Kenya’s parliament meets Tuesday to debate and put into the constitution the power sharing agreement signed last week between President Mwai Kibaki and opposition leader Raila Odinga. The deal creates the posts of president and prime minister and two deputies. But what’s not clear is whether current vice President Kalonzo Musyoka would retain his post.
Agara Kabaji is senior lecturer at Masinde Muliro University of Science and Technology in Kakamega, Western Kenya. He told VOA the parliament is under enormous pressure from the people to fast track and approve the power sharing deal.
“I think that first and foremost the members of parliament will definitely pass the bill. And they will actually have to fast track the bill so that it is passed within a record time. They are actually responding to the pressure that the people are exacting to make sure that their leaders to make sure that the bill is passed,” he said.
The agreement creates the position of president and prime minister, and Kabaji described as very interested in terms of what exactly would be the responsibilities of the two offices.
“While the prime minister will wield some power in terms of supervising the work of the various ministries, the real executive power still vests with the president,” he said.
The power sharing deal also calls for the creation of the post of vice president. What it does not make clear is whether current vice President Kalonzo Musyoka would retain his post.
Kabaji said many Kenyans felt betrayed when Musyoka joined with President Kibaki soon after the December 27 election,
“Kalonzo Musyoka, I think, stands in a very precarious position. First and foremost, he rushed to getting into an accord and agreement with PNU (Party of National Unity), President Kibaki’s party when he should have known then that the whole country was not happy with the whole conduct of the election. So a big section of the country seems to look at Kalonzo as a person who cannot be trusted,” he said.
Still Kabaji said it is possible Musyoka could still maintain his vice president position under the new power sharing deal.
“With the creation of the position of the prime minister, if at all Kalonzo Musyoka retains his position as the vice president, it basically means that he remains that he remains the vice president of the republic. But if at all he’s given the position of vice president and minister for home affairs, something that has always been reserved for the vice president, it would basically mean he will actually come under the supervision of the prime minister who, in this particular situation would likely be Raila Odinga,” he said.

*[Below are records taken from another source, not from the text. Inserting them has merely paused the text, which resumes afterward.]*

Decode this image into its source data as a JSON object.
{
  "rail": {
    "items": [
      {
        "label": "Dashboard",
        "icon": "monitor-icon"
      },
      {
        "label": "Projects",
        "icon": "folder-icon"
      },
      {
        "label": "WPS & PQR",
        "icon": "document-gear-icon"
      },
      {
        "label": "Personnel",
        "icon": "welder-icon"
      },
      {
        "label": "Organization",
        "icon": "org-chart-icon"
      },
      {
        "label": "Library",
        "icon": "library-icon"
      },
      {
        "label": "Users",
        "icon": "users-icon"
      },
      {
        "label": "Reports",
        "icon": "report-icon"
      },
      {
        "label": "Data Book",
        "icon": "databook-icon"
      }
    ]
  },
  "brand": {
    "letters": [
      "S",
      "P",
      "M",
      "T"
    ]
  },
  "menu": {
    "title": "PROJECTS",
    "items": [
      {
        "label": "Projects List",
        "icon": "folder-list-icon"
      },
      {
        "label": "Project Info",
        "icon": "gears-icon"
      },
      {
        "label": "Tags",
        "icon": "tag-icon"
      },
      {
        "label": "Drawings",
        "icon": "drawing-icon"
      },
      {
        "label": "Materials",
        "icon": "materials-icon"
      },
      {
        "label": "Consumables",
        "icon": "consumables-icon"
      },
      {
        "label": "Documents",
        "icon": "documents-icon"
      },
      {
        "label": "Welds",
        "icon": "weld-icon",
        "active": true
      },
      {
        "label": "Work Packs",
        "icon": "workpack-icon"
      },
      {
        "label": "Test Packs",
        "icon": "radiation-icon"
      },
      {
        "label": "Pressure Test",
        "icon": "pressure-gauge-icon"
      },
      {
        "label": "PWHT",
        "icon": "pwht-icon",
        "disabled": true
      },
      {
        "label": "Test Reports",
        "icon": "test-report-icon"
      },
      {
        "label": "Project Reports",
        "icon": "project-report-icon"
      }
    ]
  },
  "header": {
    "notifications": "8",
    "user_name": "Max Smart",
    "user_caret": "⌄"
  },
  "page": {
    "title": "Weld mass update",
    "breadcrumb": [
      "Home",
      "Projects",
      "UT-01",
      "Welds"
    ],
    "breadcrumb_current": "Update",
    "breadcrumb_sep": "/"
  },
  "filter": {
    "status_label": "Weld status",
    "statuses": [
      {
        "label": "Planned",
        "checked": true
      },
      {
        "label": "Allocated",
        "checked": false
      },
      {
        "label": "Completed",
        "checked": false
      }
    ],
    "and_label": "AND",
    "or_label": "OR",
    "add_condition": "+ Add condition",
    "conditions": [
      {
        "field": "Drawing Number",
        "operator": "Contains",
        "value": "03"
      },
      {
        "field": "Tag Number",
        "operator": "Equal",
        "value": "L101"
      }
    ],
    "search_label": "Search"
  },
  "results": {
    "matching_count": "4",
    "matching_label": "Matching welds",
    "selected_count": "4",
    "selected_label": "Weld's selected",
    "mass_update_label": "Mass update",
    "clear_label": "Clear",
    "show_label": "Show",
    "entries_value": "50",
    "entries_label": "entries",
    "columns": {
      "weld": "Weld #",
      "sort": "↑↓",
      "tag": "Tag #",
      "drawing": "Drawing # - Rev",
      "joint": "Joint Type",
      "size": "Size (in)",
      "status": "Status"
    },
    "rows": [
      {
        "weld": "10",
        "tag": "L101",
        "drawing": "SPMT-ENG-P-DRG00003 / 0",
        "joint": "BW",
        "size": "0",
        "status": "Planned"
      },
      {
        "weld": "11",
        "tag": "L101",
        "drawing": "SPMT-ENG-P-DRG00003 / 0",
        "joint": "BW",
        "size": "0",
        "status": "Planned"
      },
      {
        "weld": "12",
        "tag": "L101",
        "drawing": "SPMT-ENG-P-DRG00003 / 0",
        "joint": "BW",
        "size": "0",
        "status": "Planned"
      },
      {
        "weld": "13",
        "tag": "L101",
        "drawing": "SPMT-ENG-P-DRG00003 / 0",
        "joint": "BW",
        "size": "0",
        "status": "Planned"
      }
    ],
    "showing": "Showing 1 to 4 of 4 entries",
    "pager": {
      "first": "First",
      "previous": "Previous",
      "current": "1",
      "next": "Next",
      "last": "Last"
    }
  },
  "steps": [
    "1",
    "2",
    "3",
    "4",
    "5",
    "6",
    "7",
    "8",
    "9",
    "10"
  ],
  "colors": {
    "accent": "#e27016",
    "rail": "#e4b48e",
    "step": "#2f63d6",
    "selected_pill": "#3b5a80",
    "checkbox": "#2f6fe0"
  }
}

With both President Kibaki’s PNU party and Raila Odinga’s Orange Democratic Movement party vying for equal ministerial positions in the new coalition government, it is not clear which one would be considered the opposition.
Kabaji said a coalition of interest groups, including civil society and journalists, would most likely play the role of opposition to check on the new government.
“What I know about what is going to happen in parliament is that we will definitely have backbenchers who will not be actually part of the government. And therefore they are actually going to form a very formidable force that is going to check the government. But besides that the civil society is definitely going to be actually come out now, especially at this particular time when we are talking about a review of the constitution. And then of course the press, I have no doubt the government would definitely be checked by those three sections of the Kenyan community,” Kabaji said.